IP also plans to make investments in the region. It will convert the current Edinburg sheet plant into a warehouse and expand an existing facility in McAllen, Texas. The company’s website classifies McAllen as a container plant. As a result of the investment, 40 new hourly positions will be created at McAllen, the spokesperson said.
In addition, IP intends to shift its operations in Reynosa, Mexico, to a more modern facility under construction there.
The company plans to assist both customers and employees affected by the closures and realignment. It aims to “minimize the impact to affected employees through natural attrition, retirements and open positions at other IP facilities,” including open positions at the McAllen facility, according to a news release.

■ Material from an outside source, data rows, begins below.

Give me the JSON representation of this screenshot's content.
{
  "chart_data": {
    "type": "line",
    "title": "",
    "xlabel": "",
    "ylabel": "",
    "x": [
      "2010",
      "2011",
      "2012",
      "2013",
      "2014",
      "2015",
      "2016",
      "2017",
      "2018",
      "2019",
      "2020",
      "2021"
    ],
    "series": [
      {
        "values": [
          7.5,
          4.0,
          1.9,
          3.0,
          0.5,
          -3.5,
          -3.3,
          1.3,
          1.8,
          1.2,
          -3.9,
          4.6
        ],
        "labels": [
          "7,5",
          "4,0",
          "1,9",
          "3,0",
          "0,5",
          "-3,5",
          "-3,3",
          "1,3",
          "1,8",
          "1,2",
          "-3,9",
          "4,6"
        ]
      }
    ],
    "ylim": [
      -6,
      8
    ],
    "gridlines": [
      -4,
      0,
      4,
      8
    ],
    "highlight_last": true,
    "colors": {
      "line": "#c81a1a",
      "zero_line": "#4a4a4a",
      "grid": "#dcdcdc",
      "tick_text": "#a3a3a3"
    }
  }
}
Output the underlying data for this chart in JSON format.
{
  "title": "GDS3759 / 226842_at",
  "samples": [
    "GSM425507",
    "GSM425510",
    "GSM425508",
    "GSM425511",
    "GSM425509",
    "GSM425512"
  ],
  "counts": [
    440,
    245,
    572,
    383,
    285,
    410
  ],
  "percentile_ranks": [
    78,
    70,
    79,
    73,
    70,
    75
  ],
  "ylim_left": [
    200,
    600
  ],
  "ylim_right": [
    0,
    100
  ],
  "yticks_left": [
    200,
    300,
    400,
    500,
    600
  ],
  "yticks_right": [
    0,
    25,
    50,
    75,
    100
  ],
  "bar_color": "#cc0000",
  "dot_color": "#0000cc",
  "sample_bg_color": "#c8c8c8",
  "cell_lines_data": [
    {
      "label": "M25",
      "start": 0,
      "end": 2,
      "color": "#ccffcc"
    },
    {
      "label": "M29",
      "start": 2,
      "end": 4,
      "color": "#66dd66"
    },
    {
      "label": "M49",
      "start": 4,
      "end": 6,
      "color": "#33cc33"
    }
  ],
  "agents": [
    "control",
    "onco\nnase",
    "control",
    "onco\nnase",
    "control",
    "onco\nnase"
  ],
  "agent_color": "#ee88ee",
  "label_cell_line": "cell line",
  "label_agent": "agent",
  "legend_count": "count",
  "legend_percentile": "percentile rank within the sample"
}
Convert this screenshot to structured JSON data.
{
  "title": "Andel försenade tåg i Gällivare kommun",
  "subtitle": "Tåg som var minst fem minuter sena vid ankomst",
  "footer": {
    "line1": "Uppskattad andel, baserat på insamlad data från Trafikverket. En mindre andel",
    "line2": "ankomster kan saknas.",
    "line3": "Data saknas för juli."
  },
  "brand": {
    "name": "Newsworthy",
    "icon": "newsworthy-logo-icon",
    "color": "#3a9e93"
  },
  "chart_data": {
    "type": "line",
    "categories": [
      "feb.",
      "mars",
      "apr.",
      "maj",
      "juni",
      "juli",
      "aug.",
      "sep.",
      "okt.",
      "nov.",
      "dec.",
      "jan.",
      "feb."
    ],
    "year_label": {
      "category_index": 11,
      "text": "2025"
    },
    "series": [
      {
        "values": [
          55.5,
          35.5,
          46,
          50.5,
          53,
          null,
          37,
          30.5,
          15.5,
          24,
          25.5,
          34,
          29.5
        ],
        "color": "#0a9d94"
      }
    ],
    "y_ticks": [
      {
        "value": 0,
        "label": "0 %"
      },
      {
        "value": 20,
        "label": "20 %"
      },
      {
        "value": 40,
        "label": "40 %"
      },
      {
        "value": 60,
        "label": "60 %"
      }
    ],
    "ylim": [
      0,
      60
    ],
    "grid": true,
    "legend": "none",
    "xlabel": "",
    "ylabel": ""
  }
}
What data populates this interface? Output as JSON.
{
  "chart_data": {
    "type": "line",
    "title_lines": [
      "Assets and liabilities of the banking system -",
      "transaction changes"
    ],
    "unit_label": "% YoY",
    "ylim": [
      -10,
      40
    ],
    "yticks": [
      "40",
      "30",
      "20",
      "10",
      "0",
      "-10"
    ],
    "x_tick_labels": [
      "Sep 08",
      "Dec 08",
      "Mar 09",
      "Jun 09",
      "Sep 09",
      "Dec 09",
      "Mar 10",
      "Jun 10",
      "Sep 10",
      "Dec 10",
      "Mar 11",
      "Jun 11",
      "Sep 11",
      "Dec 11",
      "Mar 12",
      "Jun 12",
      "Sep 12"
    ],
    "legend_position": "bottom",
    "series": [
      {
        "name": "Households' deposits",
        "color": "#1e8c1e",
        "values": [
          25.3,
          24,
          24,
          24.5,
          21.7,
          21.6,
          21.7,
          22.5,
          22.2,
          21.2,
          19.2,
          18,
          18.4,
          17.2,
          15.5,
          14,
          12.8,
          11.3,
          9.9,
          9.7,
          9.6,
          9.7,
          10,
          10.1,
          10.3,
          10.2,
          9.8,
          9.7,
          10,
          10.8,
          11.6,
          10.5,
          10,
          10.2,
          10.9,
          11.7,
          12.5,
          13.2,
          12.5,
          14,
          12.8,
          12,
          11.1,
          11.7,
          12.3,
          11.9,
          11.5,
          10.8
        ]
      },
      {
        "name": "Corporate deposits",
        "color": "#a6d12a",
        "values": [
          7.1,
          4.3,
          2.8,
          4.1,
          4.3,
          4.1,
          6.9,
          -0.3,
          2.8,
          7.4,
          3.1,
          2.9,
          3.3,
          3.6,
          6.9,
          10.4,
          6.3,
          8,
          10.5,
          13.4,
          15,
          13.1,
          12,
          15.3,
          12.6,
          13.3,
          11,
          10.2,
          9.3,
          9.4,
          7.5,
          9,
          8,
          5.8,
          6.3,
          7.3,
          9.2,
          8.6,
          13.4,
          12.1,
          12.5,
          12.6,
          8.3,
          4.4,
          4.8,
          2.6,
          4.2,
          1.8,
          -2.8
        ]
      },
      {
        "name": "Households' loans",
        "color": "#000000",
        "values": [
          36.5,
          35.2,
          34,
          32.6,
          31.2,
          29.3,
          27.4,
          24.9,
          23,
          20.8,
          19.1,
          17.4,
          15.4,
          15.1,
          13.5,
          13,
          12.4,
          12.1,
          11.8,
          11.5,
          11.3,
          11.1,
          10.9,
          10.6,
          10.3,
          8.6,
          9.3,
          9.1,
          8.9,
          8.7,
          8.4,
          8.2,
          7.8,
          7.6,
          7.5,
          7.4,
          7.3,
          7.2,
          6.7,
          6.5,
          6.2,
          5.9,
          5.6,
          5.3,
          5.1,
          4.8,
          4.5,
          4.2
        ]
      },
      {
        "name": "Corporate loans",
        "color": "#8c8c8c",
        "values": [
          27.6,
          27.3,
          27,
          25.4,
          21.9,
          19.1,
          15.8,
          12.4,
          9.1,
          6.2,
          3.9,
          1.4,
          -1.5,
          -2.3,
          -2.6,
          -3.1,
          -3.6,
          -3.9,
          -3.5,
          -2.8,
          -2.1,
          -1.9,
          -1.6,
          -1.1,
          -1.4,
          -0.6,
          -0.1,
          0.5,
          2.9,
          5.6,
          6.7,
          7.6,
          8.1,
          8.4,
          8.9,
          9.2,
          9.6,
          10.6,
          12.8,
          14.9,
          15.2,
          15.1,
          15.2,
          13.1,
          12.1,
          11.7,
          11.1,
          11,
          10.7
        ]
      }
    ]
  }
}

"The decision to cease operations at our two Edinburg facilities while investing in McAllen and Reynosa allows us to focus our efforts, provide excellent customer experiences and maintain a competitive cost structure that we believe positions us for profitable growth," said Tom Hamic, executive vice president and president of packaging solutions North America, in a statement.
Upon joining IP as CEO in May 2024, Andy Silvernail launched a streamlining strategy to return the company to profitability, which has resulted in numerous facility closures and at least 2,100 layoffs since autumn. In February, the company announced it would close four facilities in four states — including the Red River containerboard mill in Campti, Louisiana — collectively impacting 674 employees.
Analysts have predicted for months that International Paper would continue its optimization into 2025, which would likely bring more facility closures, although they have not offered firm numbers. IP has not addressed exactly how many more closures and layoffs are expected this year.
During the company’s Q1 2025 earnings call last month, Silvernail said IP has undergone a “step-change improvement” in performance due to the transformation strategy. He also described work to implement the same optimization plan in Europe following the January acquisition of London-based DS Smith.
IP also is divesting five corrugated box plants in Europe, as required by the European Commission for approval of the DS Smith acquisition. Germany-based Palm Group offered to buy those plants, and the deal is expected to close in the second quarter.
Maria Rachal contributed additional reporting to this story.